Option 1: Correct. To protect Active Directory and to provide Active Directory data
redundancy, it is recommended that daily backups of critical volumes be created on
at least two unique domain controllers.

Option 2: Correct. Where domains exist in only one physical site location, additional
backup files should be stored off-site in a secure location to ensure that, that is never
just a single backup hosted at a single location.

Option 3: Correct. The system state backup cannot be used to exclusively recover
Active Directory and the use of a system state recovery is required to recover all
components within the backup.

Option 4: Incorrect. The SYSVOL folder is included in the system state and critical-
volume backup types by default.

Option 5: Incorrect. The AD log files can reside in a different folder from the ntds.dit
database; they are not required to reside in the same folder.
Correct answer(s):

1. Critical volumes on domain controllers should be backed and scheduled


frequently
2. Ensure that it is never just a single backup hosted at a single location
3. You cannot use the system state backup to exclusively recover Active Directory

Question

You have found out that an organizational unit, or OU, containing a large number of
users was accidentally deleted and must be restored to Active Directory. What type of
restore method should you use to revert only this Active Directory, or AD, object to its
state prior to deletion?

Options:

1. Authoritative restore
2. Nonauthoritative restore
3. Full server recovery
4. Critical-volume Recovery

Answer

Option 1: Correct. An authoritative restore procedure reverts a targeted AD object or


container of objects to its state prior to deletion and to the state and the time when it
was backed up, in this case, an OU containing a large number of users.
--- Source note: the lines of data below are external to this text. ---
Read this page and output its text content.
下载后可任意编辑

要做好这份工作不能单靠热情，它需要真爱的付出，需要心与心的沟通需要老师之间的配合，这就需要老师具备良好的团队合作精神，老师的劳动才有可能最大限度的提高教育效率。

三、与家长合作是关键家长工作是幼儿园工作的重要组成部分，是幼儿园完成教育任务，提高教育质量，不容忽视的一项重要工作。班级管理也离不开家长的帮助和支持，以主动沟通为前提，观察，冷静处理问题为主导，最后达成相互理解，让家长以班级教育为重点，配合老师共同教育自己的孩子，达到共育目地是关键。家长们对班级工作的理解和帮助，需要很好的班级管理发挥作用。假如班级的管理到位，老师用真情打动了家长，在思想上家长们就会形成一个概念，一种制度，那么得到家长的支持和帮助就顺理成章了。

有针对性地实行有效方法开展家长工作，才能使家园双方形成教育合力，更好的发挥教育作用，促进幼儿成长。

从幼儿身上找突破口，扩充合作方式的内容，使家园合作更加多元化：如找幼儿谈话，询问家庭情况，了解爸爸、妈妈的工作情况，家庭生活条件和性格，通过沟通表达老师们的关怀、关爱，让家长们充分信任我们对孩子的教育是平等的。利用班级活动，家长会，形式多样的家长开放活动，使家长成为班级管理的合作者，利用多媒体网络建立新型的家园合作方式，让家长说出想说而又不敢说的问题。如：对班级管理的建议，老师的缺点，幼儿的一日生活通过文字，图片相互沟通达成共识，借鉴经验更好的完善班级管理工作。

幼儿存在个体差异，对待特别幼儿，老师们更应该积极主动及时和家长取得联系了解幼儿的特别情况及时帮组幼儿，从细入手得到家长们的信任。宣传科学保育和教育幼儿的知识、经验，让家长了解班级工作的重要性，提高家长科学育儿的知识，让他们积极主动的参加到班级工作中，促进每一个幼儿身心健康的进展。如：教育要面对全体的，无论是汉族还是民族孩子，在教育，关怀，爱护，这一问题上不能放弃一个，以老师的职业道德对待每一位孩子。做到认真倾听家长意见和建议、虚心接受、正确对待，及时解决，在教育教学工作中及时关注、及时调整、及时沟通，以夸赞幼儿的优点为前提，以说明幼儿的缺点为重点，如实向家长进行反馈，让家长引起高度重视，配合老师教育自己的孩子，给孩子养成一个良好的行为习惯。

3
Option 2: Incorrect. This method is used when a domain controller needs to be


restored due to hardware or software related issues and not because an OU has
been deleted.

Option 3: Incorrect. Only one OU requires restoration. So in this case, the backup of
the complete contents on a domain controller includes all volumes on the domain
controller, including Universal Serial Bus, or USB, drives would not be required.

Option 4: Incorrect. A critical-volume recovery involves the backup of any volumes


that contain system state files and not just the deletion of a specific Active Directory
organizational unit, or AD OU.

Correct answer(s):

1. Authoritative restore
Question

You are using the Active Directory mounting tool to create and utilize snapshots. You
have created the ntds.dit snapshot and now want to mount the snapshot. Complete
the code that will mount snapshot with globally unique identifier, or GUID, "{8dfad7e7-
0041-4b73-80c7-227db14610ae}."

Code
C:\Users\System 32>ntdsutil
ntdsutil: activate instance ntds
Active instance set to “ntds”
ntdsutil: snapshot
snapshot: INSERT THE MISSING CODE

Answer

mount {8dfad7e7-0041-4b73-80c7-227db14610ae} is used to mount the snapshot.


When you list the snapshots, the output lists each mounted snapshot and a
corresponding index number. You can use the GUID or index number instead to
mount, unmount, or delete a snapshot.